Hazardous service is service under the VEA of a kind determined by the Minister of Defence in writing via instrument to be hazardous service

Service determined to be hazardous generally involves activities exposing individuals or units to a degree of hazard above and beyond that of normal peacetime duty, such as mine avoidance and clearance, weapons inspections and destruction, Defence Force aid to civil power, Service protected or assisted evacuations and other operations requiring the application of minimum force to effect the protection of personnel or property, or other like activities.

Future Hazardous Service

Hazardous service is essentially a historical nature of service classification which applied prior to the introduction of the current classification system introduced in 1997.  From that time, new operations have been determined as either warlike or non-warlike as warranted.  Operations that meet the definition of hazardous service also fit within the definition of non-warlike service.  As a result, operations that would previously have been declared hazardous service are instead declared non-warlike service.  It is therefore anticipated that there will be no further determinations of hazardous service in the future.

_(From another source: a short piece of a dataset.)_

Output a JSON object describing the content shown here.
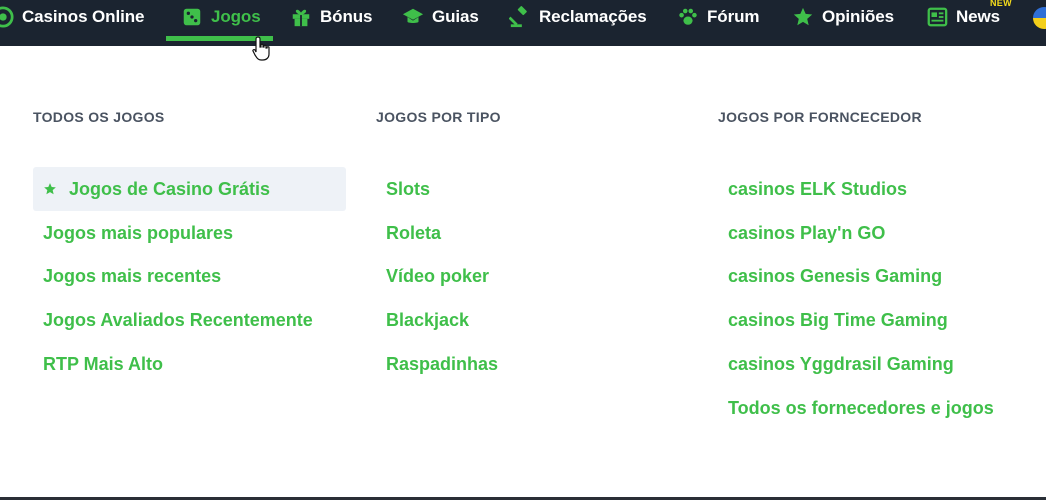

How does it differ from other service?

Hazardous service differs from other similar types of service (such as non-warlike and peacekeeping service) in that the ‘occurrence’ head of liability does not apply to claims for compensation for injury, disease or death connected to hazardous service.  However, as with peacekeeping and non-warlike service, there is coverage for a death, injury or disease that arose out of, or was attributable to hazardous service, resulted from an accident during hazardous service, would not have occurred or been contracted but for the hazardous service, or was contributed to in a material degree or aggravated by the hazardous service. 

The period of time associated with aggravation of a condition also differs for hazardous service: in the case of peacekeeping and defence service, the period of service that contributed to the aggravation must have been 6 months or longer, while there is no such requirement for hazardous service.

What eligibility does hazardous service provide?

Hazardous service provides access to compensation for injury, disease and death relating to that service via Part IV of the VEA, under the more generous ‘reasonable hypothesis’ test and ‘beyond reasonable doubt’ standard of proof.

Hazardous service does not meet the requirements for qualifying service so it does not provide access to service pension.